『 日本政策金融公庫 』 -2013年06月12日号
日本政策金融公庫は平成20年10月1日、国民生活金融公庫と中小企業金融公庫と農林漁業金融公庫の3つが合併して設立されました。
しかし組織体として一つにしただけで金融事業内容はこれまでと変わらず、自社の規模・事業内容よって窓口が変わります。
国民生活金融公庫 → 国民生活事業
中小企業金融公庫 → 中小企業事業
農林漁業金融公庫 → 農林水産事業
国民生活事業は個人事業主と年商10億未満の法人が対象となりますが、殆どが年商5億以下の先が対象です。
そして国民生活事業の特徴は、以下になります。
- 創業融資があること
- 無担保で一定金額の融資を受けられること
- 飲食店や理容・美容業には融資実績が豊富にあること
創業融資があるのは、信用保証協会付融資と国民生活事業の創業融資になります。また税務申告前に創業融資を受ける際には3割程度の自己資金が必要にります。
私のこれまでの国民生活事業に対するイメージですが、無担保融資を民間金融機関より出しやすかったとはいうものの旧国民生活金融公庫時代は担保・保証人を代表者以外より多く取っていました。
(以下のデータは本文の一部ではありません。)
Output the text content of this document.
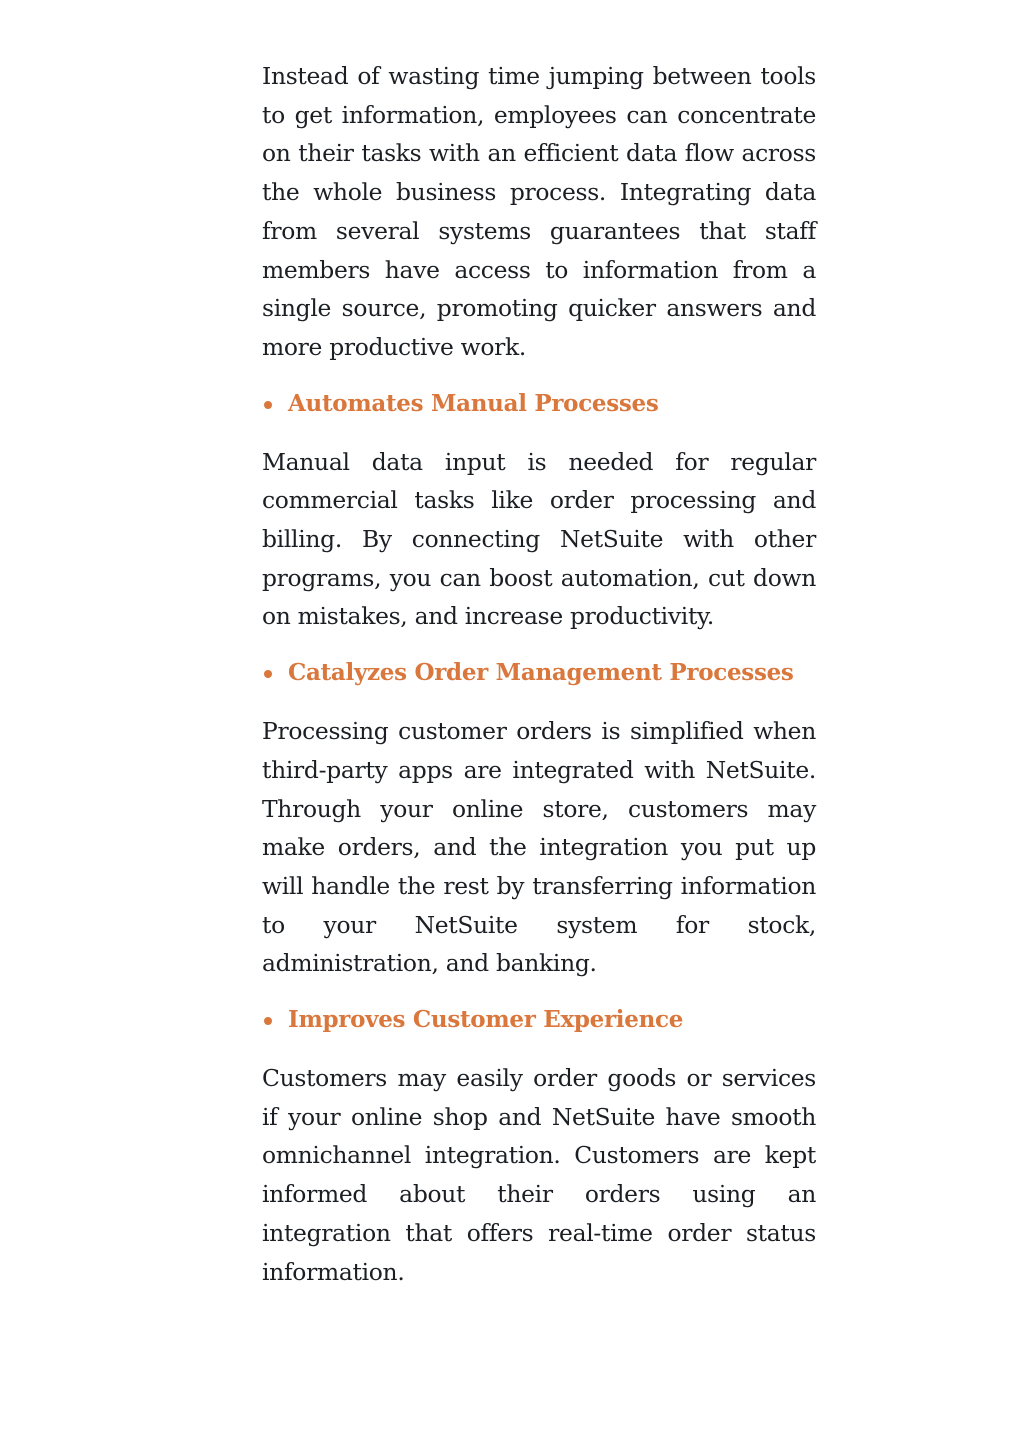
Instead of wasting time jumping between tools to get information, employees can concentrate on their tasks with an efficient data flow across the whole business process. Integrating data from several systems guarantees that staff members have access to information from a single source, promoting quicker answers and more productive work.

Automates Manual Processes

Manual data input is needed for regular commercial tasks like order processing and billing. By connecting NetSuite with other programs, you can boost automation, cut down on mistakes, and increase productivity.

Catalyzes Order Management Processes

Processing customer orders is simplified when third-party apps are integrated with NetSuite. Through your online store, customers may make orders, and the integration you put up will handle the rest by transferring information to your NetSuite system for stock, administration, and banking.

Improves Customer Experience

Customers may easily order goods or services if your online shop and NetSuite have smooth omnichannel integration. Customers are kept informed about their orders using an integration that offers real-time order status information.
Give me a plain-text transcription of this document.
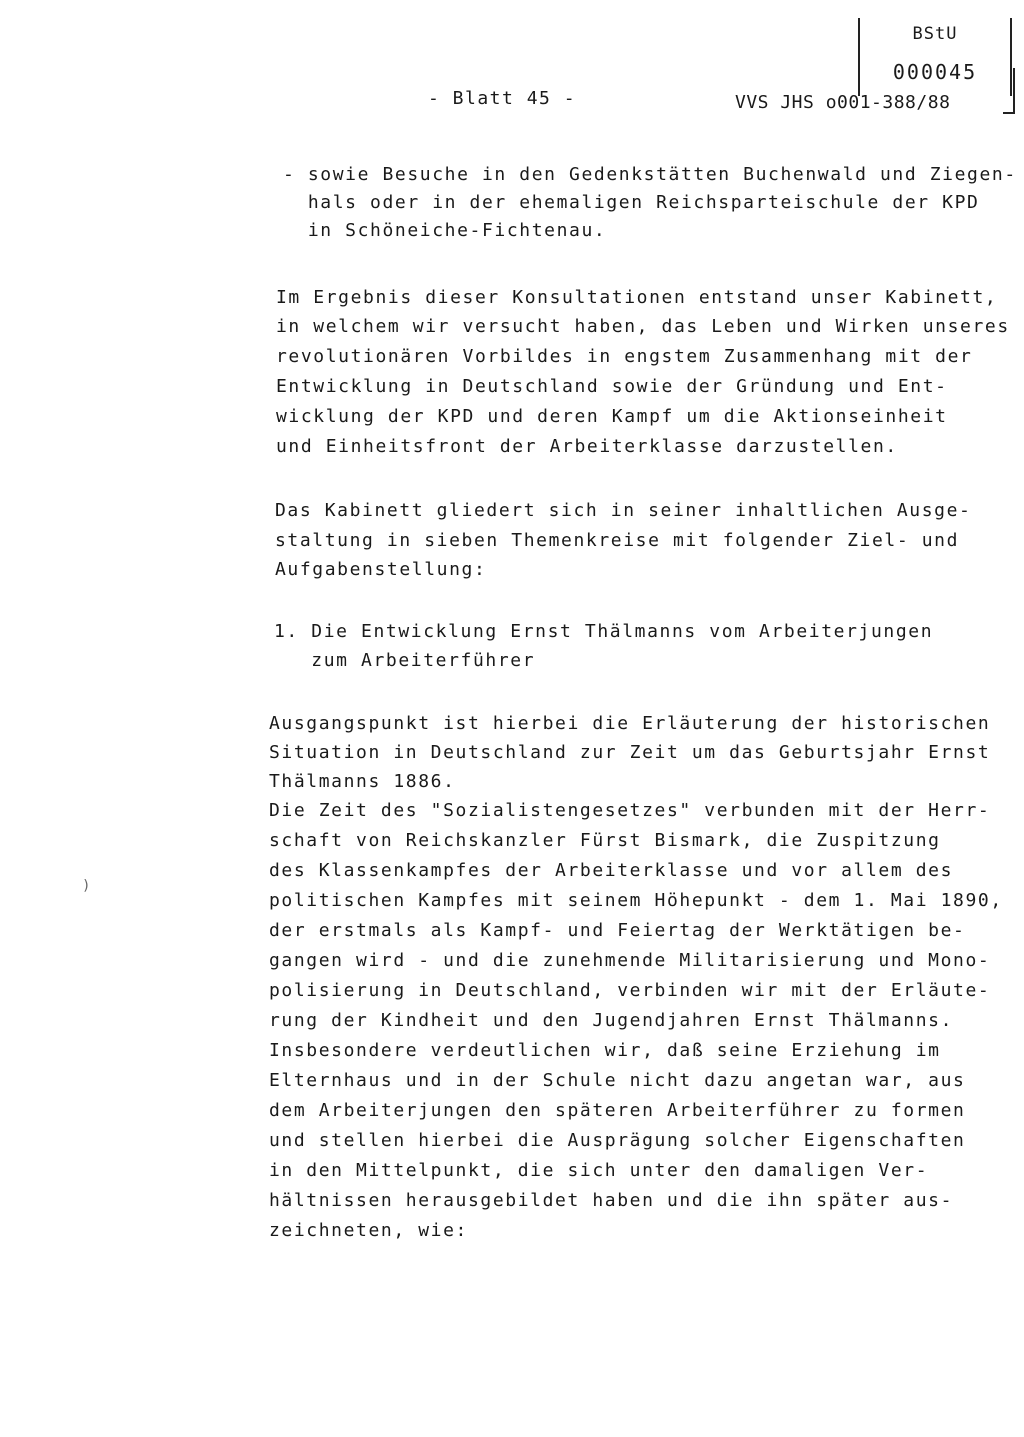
BStU
000045
- Blatt 45 -	VVS JHS o001-388/88
- sowie Besuche in den Gedenkstätten Buchenwald und Ziegen-
hals oder in der ehemaligen Reichsparteischule der KPD
in Schöneiche-Fichtenau.
Im Ergebnis dieser Konsultationen entstand unser Kabinett,
in welchem wir versucht haben, das Leben und Wirken unseres
revolutionären Vorbildes in engstem Zusammenhang mit der
Entwicklung in Deutschland sowie der Gründung und Ent-
wicklung der KPD und deren Kampf um die Aktionseinheit
und Einheitsfront der Arbeiterklasse darzustellen.
Das Kabinett gliedert sich in seiner inhaltlichen Ausge-
staltung in sieben Themenkreise mit folgender Ziel- und
Aufgabenstellung:
1. Die Entwicklung Ernst Thälmanns vom Arbeiterjungen
zum Arbeiterführer
Ausgangspunkt ist hierbei die Erläuterung der historischen
Situation in Deutschland zur Zeit um das Geburtsjahr Ernst
Thälmanns 1886.
Die Zeit des "Sozialistengesetzes" verbunden mit der Herr-
schaft von Reichskanzler Fürst Bismark, die Zuspitzung
des Klassenkampfes der Arbeiterklasse und vor allem des
politischen Kampfes mit seinem Höhepunkt - dem 1. Mai 1890,
der erstmals als Kampf- und Feiertag der Werktätigen be-
gangen wird - und die zunehmende Militarisierung und Mono-
polisierung in Deutschland, verbinden wir mit der Erläute-
rung der Kindheit und den Jugendjahren Ernst Thälmanns.
Insbesondere verdeutlichen wir, daß seine Erziehung im
Elternhaus und in der Schule nicht dazu angetan war, aus
dem Arbeiterjungen den späteren Arbeiterführer zu formen
und stellen hierbei die Ausprägung solcher Eigenschaften
in den Mittelpunkt, die sich unter den damaligen Ver-
hältnissen herausgebildet haben und die ihn später aus-
zeichneten, wie:
)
相談時の面談においては当事者(代表者)以外の同席をまず拒否される状況。
条件変更においても謝絶は当たり前であり、民間金融機関とも歩調を合わせるといった事はほとんどありませんでした。
それが、金融円滑化法案施行後は、対応を180度変えて柔軟に条件変更にも対応して頂けるようになり、その流れは今現在も続いています。
一方で条件変更中であっても、融資残高が減ってくれば折返し融資を検討してくれ、実際に融資をして頂いた事例もあります。
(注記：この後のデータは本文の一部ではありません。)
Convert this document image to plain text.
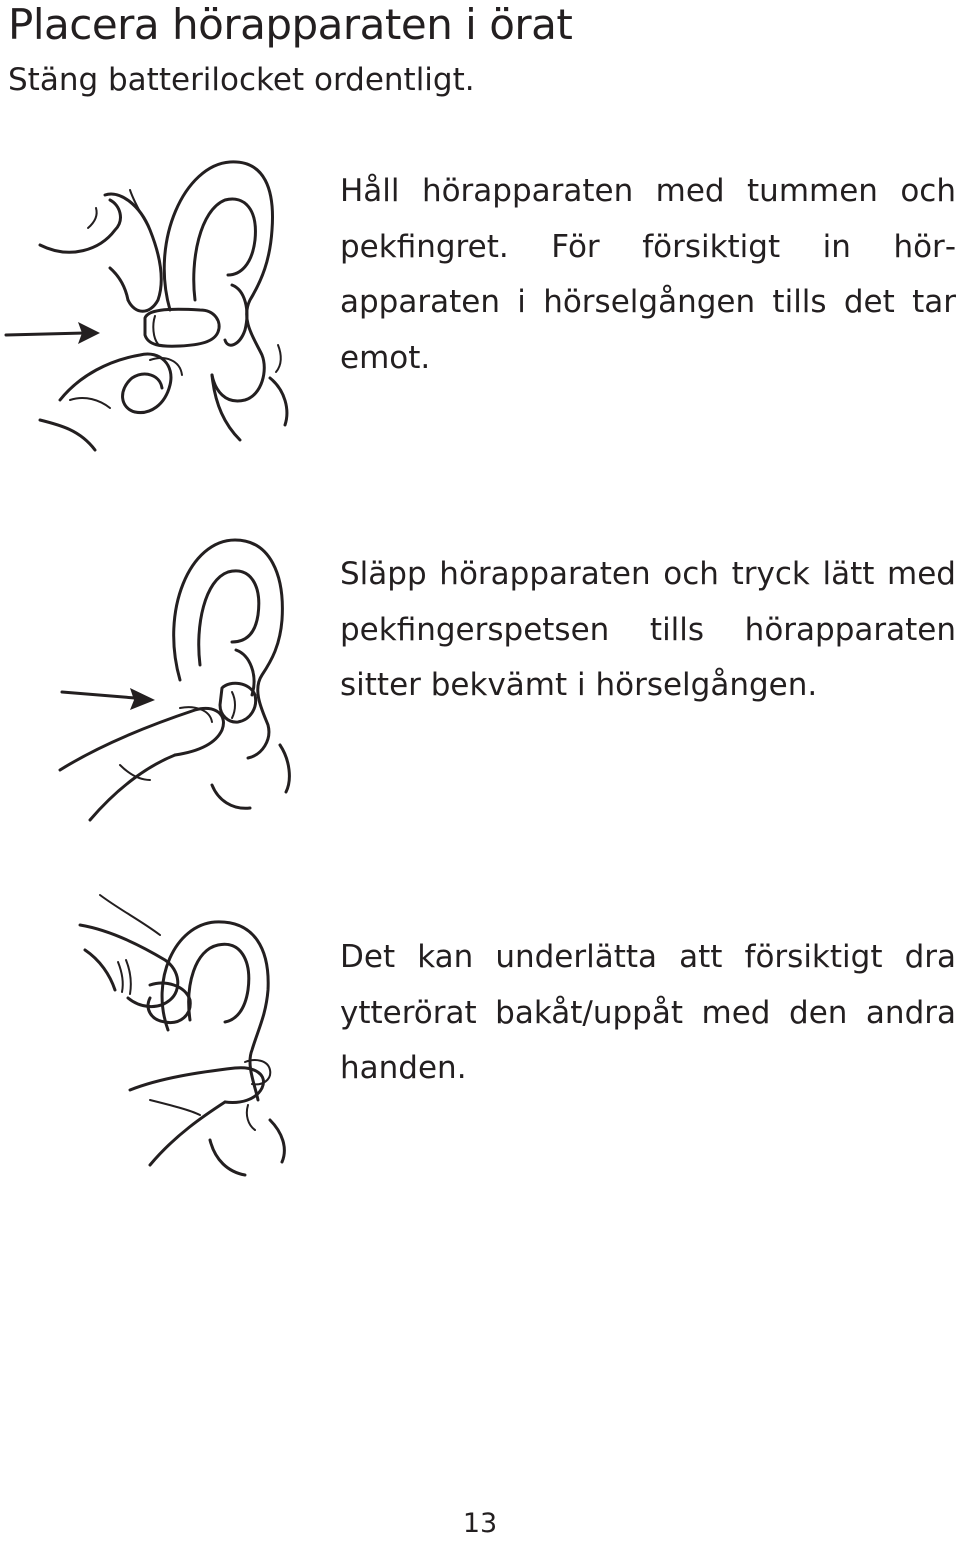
Placera hörapparaten i örat

Stäng batterilocket ordentligt.

Håll hörapparaten med tummen och pekfingret. För försiktigt in hörapparaten i hörselgången tills det tar emot.

Släpp hörapparaten och tryck lätt med pekfingerspetsen tills hörapparaten sitter bekvämt i hörselgången.

Det kan underlätta att försiktigt dra ytterörat bakåt/uppåt med den andra handen.

13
次に中小企業事業ですが年商10億以上の中小企業を対象とはしているものの内容によっては年商5億以上の企業との取引も可能です。
特徴としては
- 財務内容によってはメインバンクになってくれる
- 財務に強い優秀な職員が多い
- 資本性借入金の取扱をしている
あくまでも私の経験則での話ですが、中小企業事業の職員は国民生活事業の職員の事を下部組織扱いしています。
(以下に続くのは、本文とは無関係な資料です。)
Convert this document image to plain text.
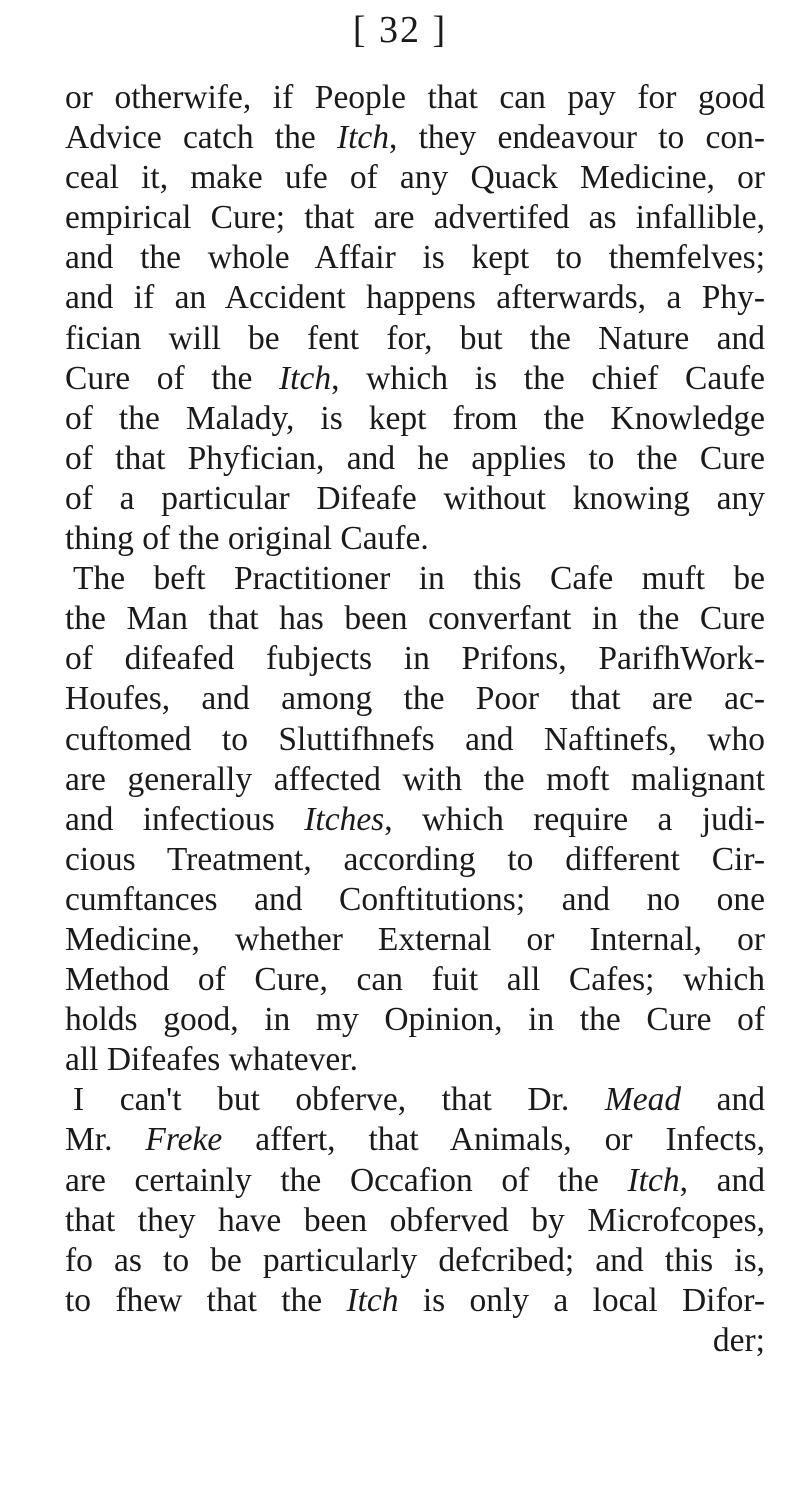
[ 32 ]
or otherwife, if People that can pay for good
Advice catch the Itch, they endeavour to con-
ceal it, make ufe of any Quack Medicine, or
empirical Cure; that are advertifed as infallible,
and the whole Affair is kept to themfelves;
and if an Accident happens afterwards, a Phy-
fician will be fent for, but the Nature and
Cure of the Itch, which is the chief Caufe
of the Malady, is kept from the Knowledge
of that Phyfician, and he applies to the Cure
of a particular Difeafe without knowing any
thing of the original Caufe.
The beft Practitioner in this Cafe muft be
the Man that has been converfant in the Cure
of difeafed fubjects in Prifons, ParifhWork-
Houfes, and among the Poor that are ac-
cuftomed to Sluttifhnefs and Naftinefs, who
are generally affected with the moft malignant
and infectious Itches, which require a judi-
cious Treatment, according to different Cir-
cumftances and Conftitutions; and no one
Medicine, whether External or Internal, or
Method of Cure, can fuit all Cafes; which
holds good, in my Opinion, in the Cure of
all Difeafes whatever.
I can't but obferve, that Dr. Mead and
Mr. Freke affert, that Animals, or Infects,
are certainly the Occafion of the Itch, and
that they have been obferved by Microfcopes,
fo as to be particularly defcribed; and this is,
to fhew that the Itch is only a local Difor-
der;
確かに中小企業事業の職員には中小企業診断士の方が多く勤務しており、財務に明るい人材が多いのが特徴です。融資姿勢についても、手堅い政府系のイメージとは一線を画した民間金融機関と同じかそれ以上に柔軟な動きをして頂けることもあります。
しかしながら融資審査の中では総勘定元帳の提出を求められるのは、必須事項であり、実態把握能力と事業計画実現可能性を見極める能力は規模上位地銀やメガバンク並みである事から、融資を受けるハードルは必然的に高くなります。
また国民生活事業で扱っていない資本性借入金の取扱いも行っています。挑戦支援資本強化特例制度(資本性ローン)の名称で返済については7年~15年の期限一括償還となっている為、みなし資本として組み入れる事が可能です。金利については毎期決算の業績によって、変動するタイプで資本性の意味合いを強くする上で業績が悪いほど、低金利が適用されるのも特徴の一つです。
条件変更においても、国民生活事業とは違い経営改善計画書の中身をしっかり精査して頂いた上で、他行との協調も柔軟に行ってもらえる事が可能です。
この様に、一言で日本政策金融公庫といっても対象となる事業部によって内容が異なってくることから事前に相手を知る事が資金計画を考える上で非常に重要になってくるのです。